Mine safety management: An application of risk analysis, forecasting techniques, and Markov process to injury experience data

The purposes of this thesis research are the following: (i) identification of safety problems in a mine based on the analysis of accidents/injuries specific to the mine, (ii) evaluation of mine safety performance with such indices as risk of mine accidents and hazard rate, (iii) forecasting of accident rates, (iv) estimation of cost of accidents, and (v) cost-benefit analysis of proactive accident prevention programs. The quantitative procedures have been developed in this thesis for risk analysis, forecasting, and cost-benefit analysis.
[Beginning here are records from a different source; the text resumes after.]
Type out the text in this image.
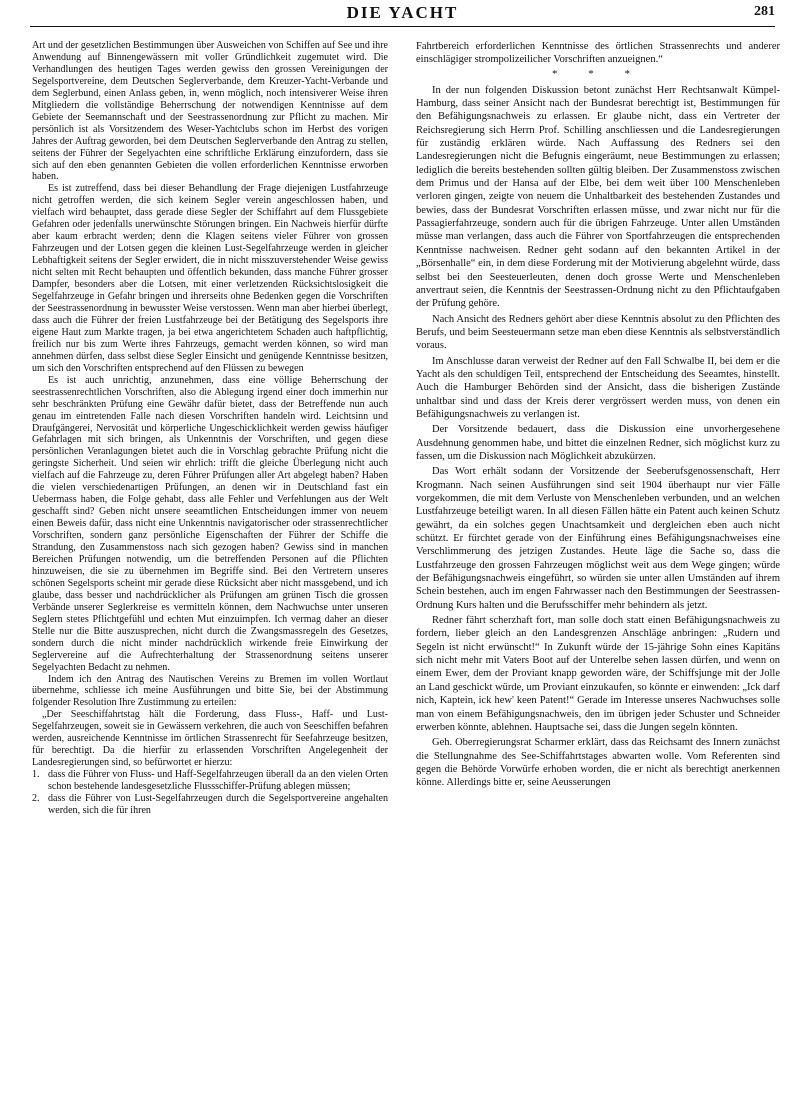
DIE YACHT	281

Art und der gesetzlichen Bestimmungen über Ausweichen von Schiffen auf See und ihre Anwendung auf Binnengewässern mit voller Gründlichkeit zugemutet wird. Die Verhandlungen des heutigen Tages werden gewiss den grossen Vereinigungen der Segelsportvereine, dem Deutschen Seglerverbande, dem Kreuzer-Yacht-Verbande und dem Seglerbund, einen Anlass geben, in, wenn möglich, noch intensiverer Weise ihren Mitgliedern die vollständige Beherrschung der notwendigen Kenntnisse auf dem Gebiete der Seemannschaft und der Seestrassenordnung zur Pflicht zu machen. Mir persönlich ist als Vorsitzendem des Weser-Yachtclubs schon im Herbst des vorigen Jahres der Auftrag geworden, bei dem Deutschen Seglerverbande den Antrag zu stellen, seitens der Führer der Segelyachten eine schriftliche Erklärung einzufordern, dass sie sich auf den eben genannten Gebieten die vollen erforderlichen Kenntnisse erworben haben.

Es ist zutreffend, dass bei dieser Behandlung der Frage diejenigen Lustfahrzeuge nicht getroffen werden, die sich keinem Segler verein angeschlossen haben, und vielfach wird behauptet, dass gerade diese Segler der Schiffahrt auf dem Flussgebiete Gefahren oder jedenfalls unerwünschte Störungen bringen. Ein Nachweis hierfür dürfte aber kaum erbracht werden; denn die Klagen seitens vieler Führer von grossen Fahrzeugen und der Lotsen gegen die kleinen Lust-Segelfahrzeuge werden in gleicher Lebhaftigkeit seitens der Segler erwidert, die in nicht misszuverstehender Weise gewiss nicht selten mit Recht behaupten und öffentlich bekunden, dass manche Führer grosser Dampfer, besonders aber die Lotsen, mit einer verletzenden Rücksichtslosigkeit die Segelfahrzeuge in Gefahr bringen und ihrerseits ohne Bedenken gegen die Vorschriften der Seestrassenordnung in bewusster Weise verstossen. Wenn man aber hierbei überlegt, dass auch die Führer der freien Lustfahrzeuge bei der Betätigung des Segelsports ihre eigene Haut zum Markte tragen, ja bei etwa angerichtetem Schaden auch haftpflichtig, freilich nur bis zum Werte ihres Fahrzeugs, gemacht werden können, so wird man annehmen dürfen, dass selbst diese Segler Einsicht und genügende Kenntnisse besitzen, um sich den Vorschriften entsprechend auf den Flüssen zu bewegen

Es ist auch unrichtig, anzunehmen, dass eine völlige Beherrschung der seestrassenrechtlichen Vorschriften, also die Ablegung irgend einer doch immerhin nur sehr beschränkten Prüfung eine Gewähr dafür bietet, dass der Betreffende nun auch genau im eintretenden Falle nach diesen Vorschriften handeln wird. Leichtsinn und Draufgängerei, Nervosität und körperliche Ungeschicklichkeit werden gewiss häufiger Gefahrlagen mit sich bringen, als Unkenntnis der Vorschriften, und gegen diese persönlichen Veranlagungen bietet auch die in Vorschlag gebrachte Prüfung nicht die geringste Sicherheit. Und seien wir ehrlich: trifft die gleiche Überlegung nicht auch vielfach auf die Fahrzeuge zu, deren Führer Prüfungen aller Art abgelegt haben? Haben die vielen verschiedenartigen Prüfungen, an denen wir in Deutschland fast ein Uebermass haben, die Folge gehabt, dass alle Fehler und Verfehlungen aus der Welt geschafft sind? Geben nicht unsere seeamtlichen Entscheidungen immer von neuem einen Beweis dafür, dass nicht eine Unkenntnis navigatorischer oder strassenrechtlicher Vorschriften, sondern ganz persönliche Eigenschaften der Führer der Schiffe die Strandung, den Zusammenstoss nach sich gezogen haben? Gewiss sind in manchen Bereichen Prüfungen notwendig, um die betreffenden Personen auf die Pflichten hinzuweisen, die sie zu übernehmen im Begriffe sind. Bei den Vertretern unseres schönen Segelsports scheint mir gerade diese Rücksicht aber nicht massgebend, und ich glaube, dass besser und nachdrücklicher als Prüfungen am grünen Tisch die grossen Verbände unserer Seglerkreise es vermitteln können, dem Nachwuchse unter unseren Seglern stetes Pflichtgefühl und echten Mut einzuimpfen. Ich vermag daher an dieser Stelle nur die Bitte auszusprechen, nicht durch die Zwangsmassregeln des Gesetzes, sondern durch die nicht minder nachdrücklich wirkende freie Einwirkung der Seglervereine auf die Aufrechterhaltung der Strassenordnung seitens unserer Segelyachten Bedacht zu nehmen.

Indem ich den Antrag des Nautischen Vereins zu Bremen im vollen Wortlaut übernehme, schliesse ich meine Ausführungen und bitte Sie, bei der Abstimmung folgender Resolution Ihre Zustimmung zu erteilen:

„Der Seeschiffahrtstag hält die Forderung, dass Fluss-, Haff- und Lust-Segelfahrzeugen, soweit sie in Gewässern verkehren, die auch von Seeschiffen befahren werden, ausreichende Kenntnisse im örtlichen Strassenrecht für Seefahrzeuge besitzen, für berechtigt. Da die hierfür zu erlassenden Vorschriften Angelegenheit der Landesregierungen sind, so befürwortet er hierzu:

1. dass die Führer von Fluss- und Haff-Segelfahrzeugen überall da an den vielen Orten schon bestehende landesgesetzliche Flussschiffer-Prüfung ablegen müssen;
2. dass die Führer von Lust-Segelfahrzeugen durch die Segelsportvereine angehalten werden, sich die für ihren

Fahrtbereich erforderlichen Kenntnisse des örtlichen Strassenrechts und anderer einschlägiger strompolizeilicher Vorschriften anzueignen.“

* * *

In der nun folgenden Diskussion betont zunächst Herr Rechtsanwalt Kümpel-Hamburg, dass seiner Ansicht nach der Bundesrat berechtigt ist, Bestimmungen für den Befähigungsnachweis zu erlassen. Er glaube nicht, dass ein Vertreter der Reichsregierung sich Herrn Prof. Schilling anschliessen und die Landesregierungen für zuständig erklären würde. Nach Auffassung des Redners sei den Landesregierungen nicht die Befugnis eingeräumt, neue Bestimmungen zu erlassen; lediglich die bereits bestehenden sollten gültig bleiben. Der Zusammenstoss zwischen dem Primus und der Hansa auf der Elbe, bei dem weit über 100 Menschenleben verloren gingen, zeigte von neuem die Unhaltbarkeit des bestehenden Zustandes und bewies, dass der Bundesrat Vorschriften erlassen müsse, und zwar nicht nur für die Passagierfahrzeuge, sondern auch für die übrigen Fahrzeuge. Unter allen Umständen müsse man verlangen, dass auch die Führer von Sportfahrzeugen die entsprechenden Kenntnisse nachweisen. Redner geht sodann auf den bekannten Artikel in der „Börsenhalle“ ein, in dem diese Forderung mit der Motivierung abgelehnt würde, dass selbst bei den Seesteuerleuten, denen doch grosse Werte und Menschenleben anvertraut seien, die Kenntnis der Seestrassen-Ordnung nicht zu den Pflichtaufgaben der Prüfung gehöre.

Nach Ansicht des Redners gehört aber diese Kenntnis absolut zu den Pflichten des Berufs, und beim Seesteuermann setze man eben diese Kenntnis als selbstverständlich voraus.

Im Anschlusse daran verweist der Redner auf den Fall Schwalbe II, bei dem er die Yacht als den schuldigen Teil, entsprechend der Entscheidung des Seeamtes, hinstellt. Auch die Hamburger Behörden sind der Ansicht, dass die bisherigen Zustände unhaltbar sind und dass der Kreis derer vergrössert werden muss, von denen ein Befähigungsnachweis zu verlangen ist.

Der Vorsitzende bedauert, dass die Diskussion eine unvorhergesehene Ausdehnung genommen habe, und bittet die einzelnen Redner, sich möglichst kurz zu fassen, um die Diskussion nach Möglichkeit abzukürzen.

Das Wort erhält sodann der Vorsitzende der Seeberufsgenossenschaft, Herr Krogmann. Nach seinen Ausführungen sind seit 1904 überhaupt nur vier Fälle vorgekommen, die mit dem Verluste von Menschenleben verbunden, und an welchen Lustfahrzeuge beteiligt waren. In all diesen Fällen hätte ein Patent auch keinen Schutz gewährt, da ein solches gegen Unachtsamkeit und dergleichen eben auch nicht schützt. Er fürchtet gerade von der Einführung eines Befähigungsnachweises eine Verschlimmerung des jetzigen Zustandes. Heute läge die Sache so, dass die Lustfahrzeuge den grossen Fahrzeugen möglichst weit aus dem Wege gingen; würde der Befähigungsnachweis eingeführt, so würden sie unter allen Umständen auf ihrem Schein bestehen, auch im engen Fahrwasser nach den Bestimmungen der Seestrassen-Ordnung Kurs halten und die Berufsschiffer mehr behindern als jetzt.

Redner fährt scherzhaft fort, man solle doch statt einen Befähigungsnachweis zu fordern, lieber gleich an den Landesgrenzen Anschläge anbringen: „Rudern und Segeln ist nicht erwünscht!“ In Zukunft würde der 15-jährige Sohn eines Kapitäns sich nicht mehr mit Vaters Boot auf der Unterelbe sehen lassen dürfen, und wenn on einem Ewer, dem der Proviant knapp geworden wäre, der Schiffsjunge mit der Jolle an Land geschickt würde, um Proviant einzukaufen, so könnte er einwenden: „Ick darf nich, Kaptein, ick hew' keen Patent!“ Gerade im Interesse unseres Nachwuchses solle man von einem Befähigungsnachweis, den im übrigen jeder Schuster und Schneider erwerben könnte, ablehnen. Hauptsache sei, dass die Jungen segeln könnten.

Geh. Oberregierungsrat Scharmer erklärt, dass das Reichsamt des Innern zunächst die Stellungnahme des See-Schiffahrtstages abwarten wolle. Vom Referenten sind gegen die Behörde Vorwürfe erhoben worden, die er nicht als berechtigt anerkennen könne. Allerdings bitte er, seine Aeusserungen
They have been applied to accident/injury experience data from three sample mines.; An analysis of the mine-specific accident/injury experience data using Safety and Health Technology Center (SHTC) database of Mine Safety and Health Administration reveals that some safety problems are generic and some are mine-specific. The application of a reliability technique to accident/injury experience data reveals that Weibull distribution is an appropriate model for describing the distribution of time-between-accidents. An investigation of the time series models and their application to mine-specific accident/injury data reveal that more complex Box-Jenkins's ARMA model as well as the first-order autoregressive model do not give better results than the simple exponential smoothing model. An application of the discrete-time, discrete-state space Markov model to accident/injury experiences reveals that it is reasonable to use this model to represent the stochastic behavior of a mine safety system. The U.S. Bureau of Mines' Accident Cost Indicator mode (ACIM) used in this thesis provides a common basis to calculate the cost of accidents and to perform a cost-benefit analysis of accident prevention programs. The ACIM costs, along with the Markov decision model, provide a suitable framework for the cost-benefit analyses.; This thesis significantly contributes to the objective of increasing the health and safety performance of the mining industry through the investigation and application of quantitative techniques to mine-specific accident/injury experience data. The quantitative procedures developed in this thesis will aid mine safety management personnel to develop focused accident prevention strategies including training, as well as to justify the investment in such proactive programs through cost-benefit analyses.